DamageX wrote:
I don't see where you get this idea that it will take "almost a 68000." Just look at any A500/A600/A1000/A2000 accelerator and you'll see that the 68000 state machine is at most a handful of oldschool programmable logic and TTL chips.
The logic on most Amiga accelerators is JUST a very simple 68k to DRAM bridge, plus some sort of asynchronous buffer from the higher speed 680x0 bus to the 7MHz Amiga bus. The two are VERY a like (and were designed to be so).
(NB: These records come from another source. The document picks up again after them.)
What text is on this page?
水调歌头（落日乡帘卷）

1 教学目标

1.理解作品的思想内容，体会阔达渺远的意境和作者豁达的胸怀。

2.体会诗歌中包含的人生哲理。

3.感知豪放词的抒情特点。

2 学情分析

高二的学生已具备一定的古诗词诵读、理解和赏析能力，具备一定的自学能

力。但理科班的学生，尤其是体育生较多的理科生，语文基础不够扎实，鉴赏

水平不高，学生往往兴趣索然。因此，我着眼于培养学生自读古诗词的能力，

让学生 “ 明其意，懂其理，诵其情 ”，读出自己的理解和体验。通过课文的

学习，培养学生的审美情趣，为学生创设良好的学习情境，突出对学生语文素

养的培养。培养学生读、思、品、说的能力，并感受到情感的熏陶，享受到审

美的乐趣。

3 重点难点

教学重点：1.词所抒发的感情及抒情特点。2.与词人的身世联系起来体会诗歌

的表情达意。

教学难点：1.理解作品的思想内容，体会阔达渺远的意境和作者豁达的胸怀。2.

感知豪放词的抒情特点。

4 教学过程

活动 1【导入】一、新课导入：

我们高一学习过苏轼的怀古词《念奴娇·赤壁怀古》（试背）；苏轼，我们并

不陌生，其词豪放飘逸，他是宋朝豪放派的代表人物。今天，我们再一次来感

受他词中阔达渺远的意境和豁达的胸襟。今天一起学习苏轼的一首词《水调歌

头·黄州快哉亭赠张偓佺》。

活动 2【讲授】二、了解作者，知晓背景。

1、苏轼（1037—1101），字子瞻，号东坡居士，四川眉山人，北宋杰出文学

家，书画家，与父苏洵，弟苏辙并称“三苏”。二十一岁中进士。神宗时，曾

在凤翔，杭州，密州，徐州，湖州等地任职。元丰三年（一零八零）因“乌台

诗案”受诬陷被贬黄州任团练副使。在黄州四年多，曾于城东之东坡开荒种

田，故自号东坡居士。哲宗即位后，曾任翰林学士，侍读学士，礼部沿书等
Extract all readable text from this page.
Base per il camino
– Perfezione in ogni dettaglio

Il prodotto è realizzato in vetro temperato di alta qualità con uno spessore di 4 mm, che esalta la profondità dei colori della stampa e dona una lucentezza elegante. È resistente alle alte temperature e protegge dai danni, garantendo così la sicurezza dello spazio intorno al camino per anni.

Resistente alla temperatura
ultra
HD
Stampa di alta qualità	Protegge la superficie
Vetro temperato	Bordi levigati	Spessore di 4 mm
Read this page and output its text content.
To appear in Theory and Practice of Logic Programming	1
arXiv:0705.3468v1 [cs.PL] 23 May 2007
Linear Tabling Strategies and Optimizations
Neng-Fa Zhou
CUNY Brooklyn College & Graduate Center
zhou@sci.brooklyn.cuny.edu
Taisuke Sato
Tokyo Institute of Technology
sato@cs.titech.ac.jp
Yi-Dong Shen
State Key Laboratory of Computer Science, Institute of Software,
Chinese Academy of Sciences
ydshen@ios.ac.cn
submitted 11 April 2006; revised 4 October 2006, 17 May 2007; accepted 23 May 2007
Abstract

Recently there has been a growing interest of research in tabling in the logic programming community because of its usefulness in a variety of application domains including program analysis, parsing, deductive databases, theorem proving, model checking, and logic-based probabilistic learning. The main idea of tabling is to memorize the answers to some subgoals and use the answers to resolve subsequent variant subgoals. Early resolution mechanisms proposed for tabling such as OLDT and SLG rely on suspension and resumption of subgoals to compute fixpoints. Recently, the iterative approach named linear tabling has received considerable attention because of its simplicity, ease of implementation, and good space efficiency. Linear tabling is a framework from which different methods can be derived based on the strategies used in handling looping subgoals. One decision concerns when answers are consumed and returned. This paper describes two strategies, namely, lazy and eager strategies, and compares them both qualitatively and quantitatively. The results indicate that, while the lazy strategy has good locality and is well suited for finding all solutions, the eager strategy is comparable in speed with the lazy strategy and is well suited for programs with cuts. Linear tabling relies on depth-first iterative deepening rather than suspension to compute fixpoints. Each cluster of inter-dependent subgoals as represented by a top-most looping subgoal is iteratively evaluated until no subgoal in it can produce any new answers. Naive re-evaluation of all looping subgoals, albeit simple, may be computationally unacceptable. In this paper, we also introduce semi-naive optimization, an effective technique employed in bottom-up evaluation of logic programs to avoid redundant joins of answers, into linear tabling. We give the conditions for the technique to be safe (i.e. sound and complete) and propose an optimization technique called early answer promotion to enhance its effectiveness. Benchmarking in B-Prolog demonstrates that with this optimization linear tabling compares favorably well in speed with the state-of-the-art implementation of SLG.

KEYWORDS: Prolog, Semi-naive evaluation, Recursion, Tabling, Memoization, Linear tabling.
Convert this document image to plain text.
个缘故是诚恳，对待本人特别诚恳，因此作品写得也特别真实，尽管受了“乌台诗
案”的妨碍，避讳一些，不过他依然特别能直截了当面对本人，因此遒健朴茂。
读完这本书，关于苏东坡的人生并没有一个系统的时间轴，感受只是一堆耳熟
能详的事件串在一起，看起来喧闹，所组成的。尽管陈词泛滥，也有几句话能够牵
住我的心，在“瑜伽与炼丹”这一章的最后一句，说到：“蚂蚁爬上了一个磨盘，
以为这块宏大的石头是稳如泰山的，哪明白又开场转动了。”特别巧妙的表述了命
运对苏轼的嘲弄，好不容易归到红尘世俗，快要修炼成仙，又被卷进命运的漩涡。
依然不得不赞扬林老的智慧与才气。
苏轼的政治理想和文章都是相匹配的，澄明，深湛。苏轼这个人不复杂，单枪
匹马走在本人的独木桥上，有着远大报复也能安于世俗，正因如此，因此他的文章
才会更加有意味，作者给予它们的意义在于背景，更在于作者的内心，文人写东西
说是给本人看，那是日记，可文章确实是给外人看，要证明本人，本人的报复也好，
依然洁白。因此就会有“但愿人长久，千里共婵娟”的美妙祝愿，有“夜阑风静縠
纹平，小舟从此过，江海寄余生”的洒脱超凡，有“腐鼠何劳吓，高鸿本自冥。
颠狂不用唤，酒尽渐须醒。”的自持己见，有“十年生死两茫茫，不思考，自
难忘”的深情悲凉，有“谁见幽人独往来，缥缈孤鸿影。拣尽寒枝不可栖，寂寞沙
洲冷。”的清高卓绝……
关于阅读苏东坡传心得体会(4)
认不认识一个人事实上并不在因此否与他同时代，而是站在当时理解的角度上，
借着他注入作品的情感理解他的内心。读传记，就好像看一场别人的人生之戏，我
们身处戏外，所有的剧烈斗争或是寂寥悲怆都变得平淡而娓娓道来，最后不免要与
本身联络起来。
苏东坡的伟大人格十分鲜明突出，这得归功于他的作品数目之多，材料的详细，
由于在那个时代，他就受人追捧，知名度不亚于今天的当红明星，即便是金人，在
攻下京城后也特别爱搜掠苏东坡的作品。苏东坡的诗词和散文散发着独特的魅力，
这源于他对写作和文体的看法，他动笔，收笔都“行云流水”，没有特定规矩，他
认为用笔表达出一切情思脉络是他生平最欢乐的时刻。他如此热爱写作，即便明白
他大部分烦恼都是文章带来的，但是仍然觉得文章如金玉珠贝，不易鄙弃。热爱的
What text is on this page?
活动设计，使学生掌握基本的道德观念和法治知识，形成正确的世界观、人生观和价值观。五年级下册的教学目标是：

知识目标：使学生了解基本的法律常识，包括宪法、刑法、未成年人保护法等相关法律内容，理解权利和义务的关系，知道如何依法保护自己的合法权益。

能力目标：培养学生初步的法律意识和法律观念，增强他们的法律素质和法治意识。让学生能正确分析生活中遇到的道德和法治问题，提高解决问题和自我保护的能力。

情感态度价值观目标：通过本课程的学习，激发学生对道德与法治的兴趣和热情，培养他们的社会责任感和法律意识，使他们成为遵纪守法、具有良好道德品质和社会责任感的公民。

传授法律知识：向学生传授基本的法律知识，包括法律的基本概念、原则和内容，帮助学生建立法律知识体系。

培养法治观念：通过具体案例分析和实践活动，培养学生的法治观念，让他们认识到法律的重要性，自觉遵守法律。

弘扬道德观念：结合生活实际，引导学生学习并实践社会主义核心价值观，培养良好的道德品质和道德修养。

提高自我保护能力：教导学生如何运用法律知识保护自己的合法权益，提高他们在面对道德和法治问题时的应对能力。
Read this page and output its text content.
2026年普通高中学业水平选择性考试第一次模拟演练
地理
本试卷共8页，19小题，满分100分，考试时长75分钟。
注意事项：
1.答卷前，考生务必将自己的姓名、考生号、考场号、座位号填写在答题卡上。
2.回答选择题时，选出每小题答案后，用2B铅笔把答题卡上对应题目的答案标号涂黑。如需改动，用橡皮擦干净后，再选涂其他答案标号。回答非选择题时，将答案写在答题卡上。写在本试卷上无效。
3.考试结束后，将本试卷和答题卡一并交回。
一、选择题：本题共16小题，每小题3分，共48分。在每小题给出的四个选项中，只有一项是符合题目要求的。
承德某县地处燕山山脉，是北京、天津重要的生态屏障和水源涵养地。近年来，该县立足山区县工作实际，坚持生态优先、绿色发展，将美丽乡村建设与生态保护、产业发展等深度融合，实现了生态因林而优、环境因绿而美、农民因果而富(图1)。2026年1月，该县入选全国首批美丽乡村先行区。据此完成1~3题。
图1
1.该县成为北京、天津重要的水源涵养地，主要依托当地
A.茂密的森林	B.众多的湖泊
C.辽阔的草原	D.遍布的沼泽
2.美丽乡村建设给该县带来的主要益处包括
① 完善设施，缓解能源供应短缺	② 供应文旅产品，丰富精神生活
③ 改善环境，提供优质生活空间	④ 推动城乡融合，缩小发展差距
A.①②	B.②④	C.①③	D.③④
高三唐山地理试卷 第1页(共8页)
A non 68k bus to Amiga Bus will take a lot more glue logic, speed bridges, buffers etc. No one will ever attempt this. Too much work. No reward.
DamageX wrote:
A bus is a bus.
Spoken by a true non-technical user.
DamageX wrote:
Even a modern x86 CPU with hundreds of pins can still be interfaced with the slow 8-bit wide EEPROM that holds the BIOS.
1) An IO mapped eprom is hardly the same as a multi-master tristate bus but hey...
2) The x86 Northbridge (or is that southbridge?) has like 2,000,000 gates or more to convert between buses and standards. Obviously I am not saying you would need even a fraction of those gates, but it is not going to be a sunday afternoons work.